I was away for a few days last month on a silent retreat. It was wonderful. When I’m away on a silent retreat I become aware of God’s presence in ways that I usually miss when I’m at home. My senses become tuned in to the things around me - the colours, the landscape, the plants, the birdsong but also to words on a page - and this might be because I limit the number of them, only taking a Bible and some short suggestions of how I might pray.
I mentioned to the students who live in Chapel House (a Christian residential community for students in Bath) that I was going on a silent retreat and they were interested and so I suggested that we could give it go. A few weeks ago 7 of us went to a retreat centre near Bristol and spent 4 hours in silence. We agreed we’d do our own thing, spending time with God in any way we felt drawn - enjoying the beauty of the garden and some space inside. All of us really enjoyed it (which was the point) and said that the time passed quickly and that it was something we would like to try again. The students commented that it helped them to focus to be able to see the others around them, also setting the time apart.

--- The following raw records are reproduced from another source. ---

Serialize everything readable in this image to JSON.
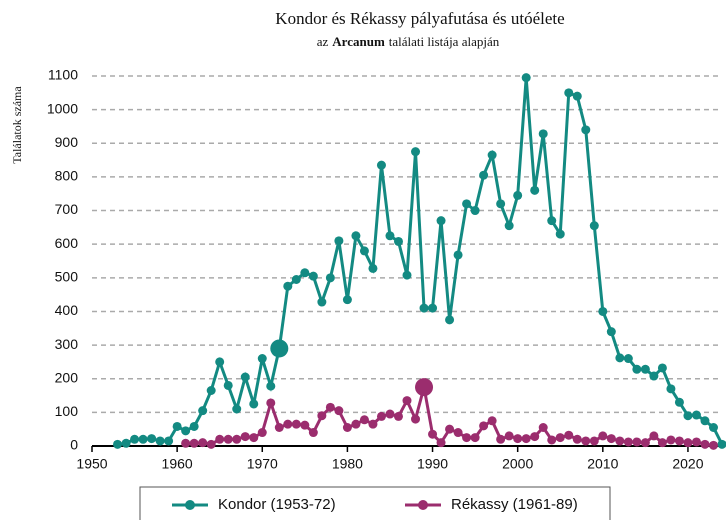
{
  "chart_data": {
    "type": "line",
    "title": "Kondor és Rékassy pályafutása és utóélete",
    "subtitle": [
      "az",
      "Arcanum",
      "találati listája alapján"
    ],
    "ylabel": "Találatok száma",
    "xlim": [
      1950,
      2024
    ],
    "xticks": [
      1950,
      1960,
      1970,
      1980,
      1990,
      2000,
      2010,
      2020
    ],
    "ylim": [
      0,
      1100
    ],
    "yticks": [
      0,
      100,
      200,
      300,
      400,
      500,
      600,
      700,
      800,
      900,
      1000,
      1100
    ],
    "grid": true,
    "legend": "bottom",
    "series": [
      {
        "name": "Kondor (1953-72)",
        "color": "#138a82",
        "highlight": 1972,
        "x": [
          1953,
          1954,
          1955,
          1956,
          1957,
          1958,
          1959,
          1960,
          1961,
          1962,
          1963,
          1964,
          1965,
          1966,
          1967,
          1968,
          1969,
          1970,
          1971,
          1972,
          1973,
          1974,
          1975,
          1976,
          1977,
          1978,
          1979,
          1980,
          1981,
          1982,
          1983,
          1984,
          1985,
          1986,
          1987,
          1988,
          1989,
          1990,
          1991,
          1992,
          1993,
          1994,
          1995,
          1996,
          1997,
          1998,
          1999,
          2000,
          2001,
          2002,
          2003,
          2004,
          2005,
          2006,
          2007,
          2008,
          2009,
          2010,
          2011,
          2012,
          2013,
          2014,
          2015,
          2016,
          2017,
          2018,
          2019,
          2020,
          2021,
          2022,
          2023,
          2024
        ],
        "values": [
          5,
          8,
          20,
          20,
          22,
          15,
          15,
          58,
          45,
          58,
          105,
          165,
          250,
          180,
          110,
          205,
          125,
          260,
          178,
          290,
          475,
          495,
          515,
          505,
          428,
          500,
          610,
          435,
          625,
          580,
          528,
          835,
          625,
          608,
          508,
          875,
          410,
          410,
          670,
          375,
          568,
          720,
          700,
          805,
          865,
          720,
          655,
          745,
          1095,
          760,
          928,
          670,
          630,
          1050,
          1040,
          940,
          655,
          400,
          340,
          262,
          260,
          228,
          228,
          208,
          232,
          170,
          130,
          90,
          92,
          75,
          55,
          5
        ]
      },
      {
        "name": "Rékassy (1961-89)",
        "color": "#9b2d6e",
        "highlight": 1989,
        "x": [
          1961,
          1962,
          1963,
          1964,
          1965,
          1966,
          1967,
          1968,
          1969,
          1970,
          1971,
          1972,
          1973,
          1974,
          1975,
          1976,
          1977,
          1978,
          1979,
          1980,
          1981,
          1982,
          1983,
          1984,
          1985,
          1986,
          1987,
          1988,
          1989,
          1990,
          1991,
          1992,
          1993,
          1994,
          1995,
          1996,
          1997,
          1998,
          1999,
          2000,
          2001,
          2002,
          2003,
          2004,
          2005,
          2006,
          2007,
          2008,
          2009,
          2010,
          2011,
          2012,
          2013,
          2014,
          2015,
          2016,
          2017,
          2018,
          2019,
          2020,
          2021,
          2022,
          2023
        ],
        "values": [
          8,
          8,
          10,
          5,
          20,
          20,
          20,
          28,
          25,
          40,
          128,
          55,
          65,
          65,
          62,
          40,
          90,
          115,
          105,
          55,
          65,
          78,
          65,
          88,
          95,
          88,
          135,
          80,
          175,
          35,
          10,
          50,
          40,
          25,
          25,
          60,
          75,
          20,
          30,
          22,
          22,
          28,
          55,
          18,
          25,
          32,
          20,
          15,
          15,
          30,
          22,
          15,
          12,
          12,
          10,
          30,
          10,
          18,
          15,
          10,
          12,
          5,
          2
        ]
      }
    ]
  }
}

As I’ve been thinking about their reflections, I’ve been realising that my most profound moments of experiencing God have been both when I am alone and also when I am with other people. I know that sounds like I must be aware of experiencing God all the time, but that’s not true either, so I will try to explain!
When I am alone, whether on my sofa on a weekday morning or away in a beautiful location on a retreat, becoming aware of God’s loving gaze and the power of God’s word and the beauty of God’s creation sometimes takes my breath away. The difficulty at home is trying to free myself enough of distractions to notice.
But I also experience God when I am with others. No doubt we’ve all reflected over the last year about what exactly we do and don’t miss about meeting together physically with others for worship or sharing life. For me, I think what I miss is the spark of God that you can sometimes sense in Christian community. There’s nothing quite like seeing new gifts emerging in others and the confidence to share them, when you see people caring for one another and serving each other. (These things, of course, haven’t been absent in the last year but maybe harder to notice.)
We need one another in order to see God’s presence in community. Jesus’ answer to religious teachers who ask him how to spot the kingdom of God and how to know when it arrives is simply to say ‘it’s among you’ (Luke 17.21). How precious and simple that is.